Contrapoder: É muito interessante pensar esses movimentos que tem largo alcance sobre o sentido mais da educação no Brasil, pois nesse caso processos como aqueles que você aponta como a uberização do trabalho do professor são orientações para as escolas públicas. Há relação entre as persistências e os acúmulos de modalidades de precariedade do trabalho dessas escolas e os movimentos de reorganização do ensino privado? Quais são os alvos privilegiados da uberização na educação pública?

Selma Venco: Eu não diria que são orientações para as escolas, mas sim decisões políticas mais abrangentes. Nos anos recentes as escolas paulistas sofreram restrições, inclusive, para contratar professores temporários e as crianças e jovens ficaram, efetivamente, sem aula. Quando eu acompanho os intervalos da realização dos concursos e o número de vagas disponíveis, mesmo que sempre imprecisas, a intencionalidade é muito nítida. São Paulo ficou 15 anos sem realizar concurso para professores do ensino fundamental I. O que isso nos informa? Há aposentadorias, desistências, mortes…e esses não foram repostos por novos concursados. Houve, portanto, uma decisão política em reduzir concursados.

Chamo a atenção que isso ocorre em todo o Brasil, pois no país 4 em cada 10 docentes não são concursados. E temos os “campeões da precariedade” como Santa Catarina, Ceará, Acre, Espírito Santo, Mato Grosso que possuem entre 60 e 78% de docentes não efetivos. Ou seja: quem são os professores nas redes estaduais em todo o país? Não sabemos. Não questiono aqui a competência e reconheço que esses profissionais estão na escola diariamente, prontos para fazer a escola funcionar, mas enquanto política pública é um desastre, pois não há valorização da educação como direito e bem comum.

Contrapoder: Certamente é um quadro difícil para todos aqueles que defendem uma educação nacional em sentido substantivo e uma escola comprometida com a socialização do conhecimento humano e da capacidade de crítica.
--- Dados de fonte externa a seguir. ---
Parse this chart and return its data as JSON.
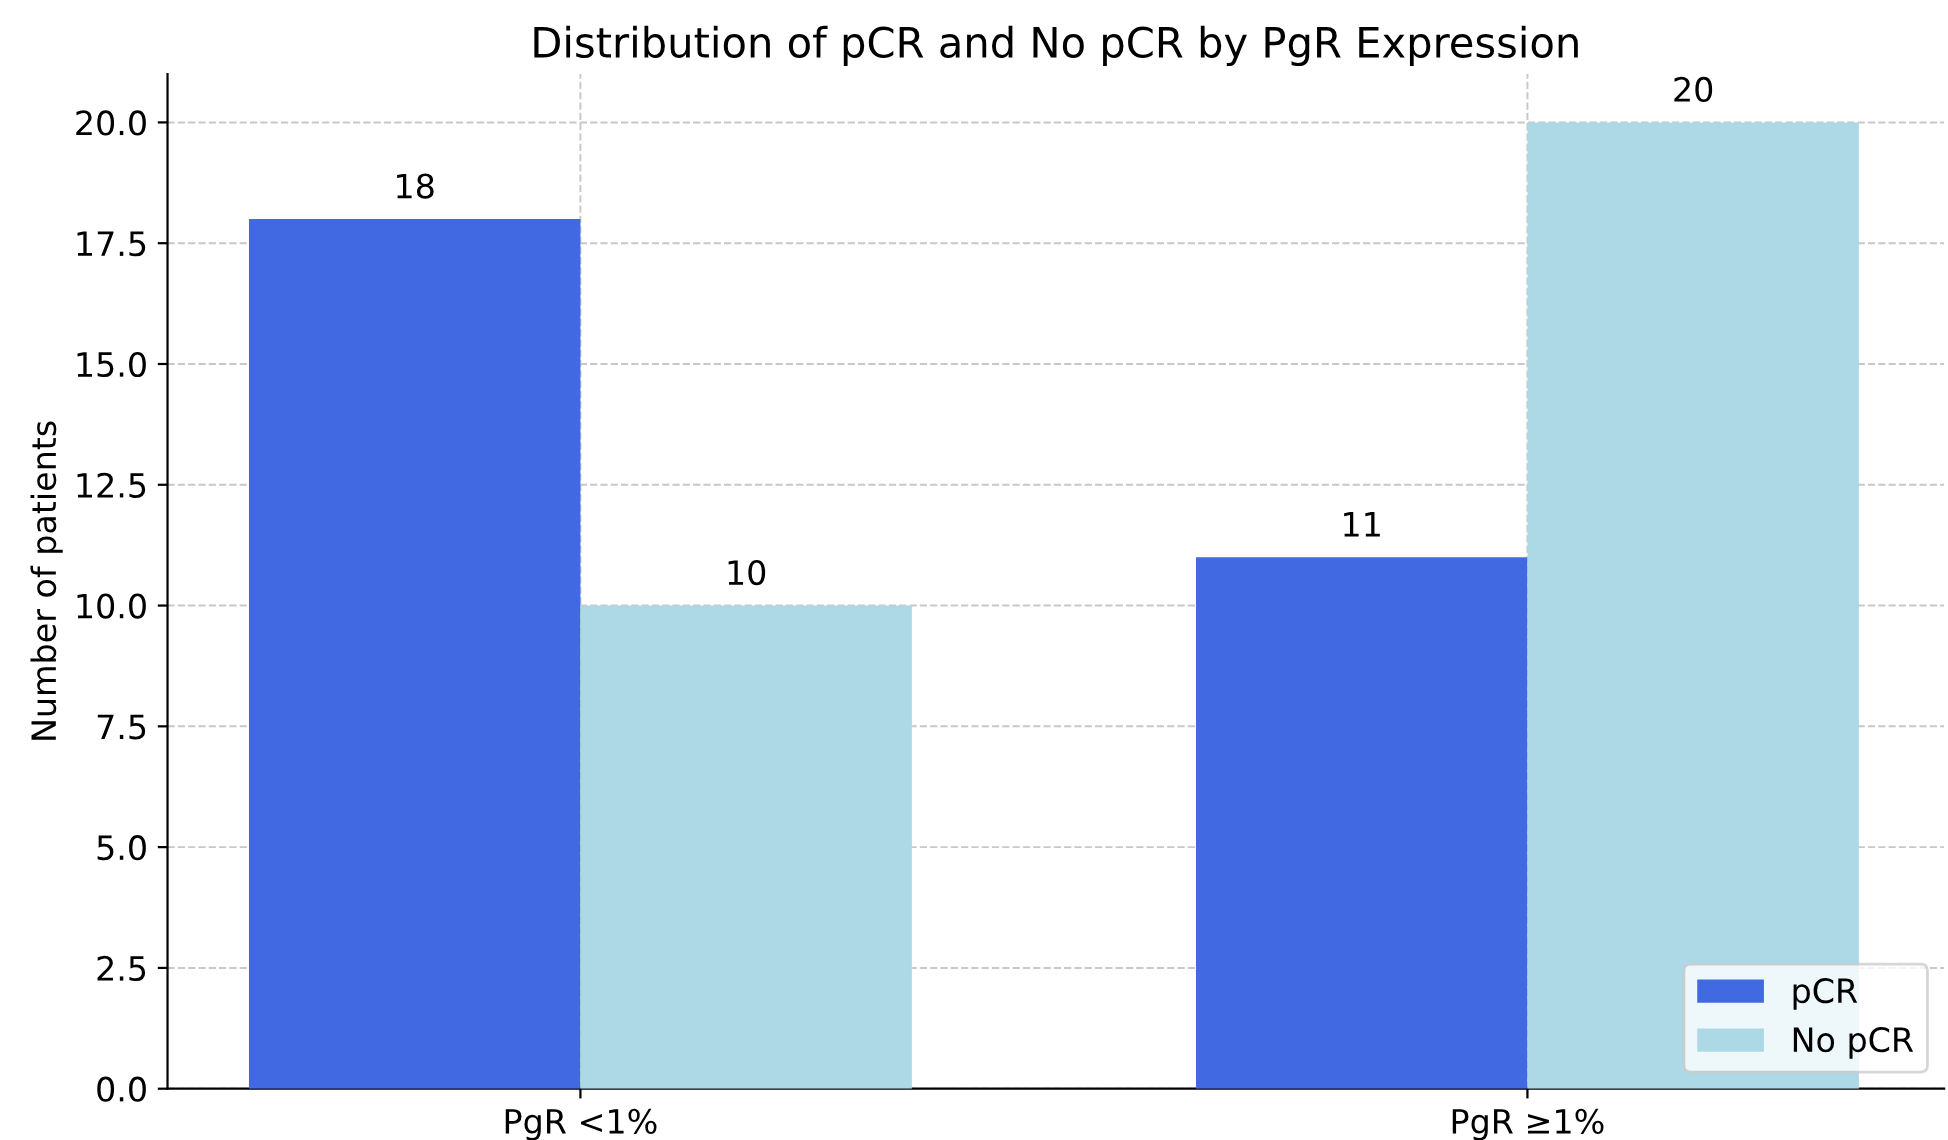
{
  "chart_data": {
    "type": "bar",
    "title": "Distribution of pCR and No pCR by PgR Expression",
    "ylabel": "Number of patients",
    "categories": [
      "PgR <1%",
      "PgR ≥1%"
    ],
    "series": [
      {
        "name": "pCR",
        "color": "#4169e1",
        "values": [
          18,
          11
        ]
      },
      {
        "name": "No pCR",
        "color": "#add8e6",
        "values": [
          10,
          20
        ]
      }
    ],
    "ylim": [
      0,
      21
    ],
    "yticks": [
      {
        "value": 0,
        "label": "0.0"
      },
      {
        "value": 2.5,
        "label": "2.5"
      },
      {
        "value": 5,
        "label": "5.0"
      },
      {
        "value": 7.5,
        "label": "7.5"
      },
      {
        "value": 10,
        "label": "10.0"
      },
      {
        "value": 12.5,
        "label": "12.5"
      },
      {
        "value": 15,
        "label": "15.0"
      },
      {
        "value": 17.5,
        "label": "17.5"
      },
      {
        "value": 20,
        "label": "20.0"
      }
    ],
    "data_labels": true,
    "grid": true,
    "legend": "bottom right"
  }
}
Como a senhora pensa que essas orientações chegam até o professor? Existem formas de resistências? De que forma elas são condicionadas pelas formas de contratação dos professores.

Selma Venco: Sim, eu mencionei anteriormente que “há a tentativa de prescrever o trabalho intelectual”. Tentativa porque considero que há resistência, mesmo que as formas de controle estejam sendo diariamente aprimoradas. Em SP o chamado “trio gestor” assiste as aulas com vistas a verificar se estão seguindo o Caderno do Professor, porque o que está lá cairá no exame anual. Há escolas inteiras que se rebelaram desde o início contra a padronização do ensino e realizam um trabalho fantástico, com envolvimento da comunidade e são verdadeiros estímulos a docentes e estudantes. Há greves prolongadas, mas sem ganhos e isso arrefece os ânimos. Além disso, a política estabelece mecanismos de retirada de direitos sem, contudo, fazer legalmente. A prova do mérito, por exemplo, atrela o direito a realizá-la se o docente não tiver feito uso de licenças (exceto a maternidade), se não faltou mais do que o permitido…então, quem com salário baixíssimo, com família para ser sustentada irá aderir a movimentos que poderão impedir de concorrer a um aumento salarial? É difícil…os professores temporários são, em várias escolas, ameaçados de não serem mais chamados se participarem dos movimentos e até mesmo de conceder entrevista para um dos meus estudos. A situação nunca é propícia para nós trabalhadores, mas eu acredito que há sempre resistência e que precisamos ter consciência de que juntos podemos muito e dizer não a medidas individualizadoras que tentam nos impingir.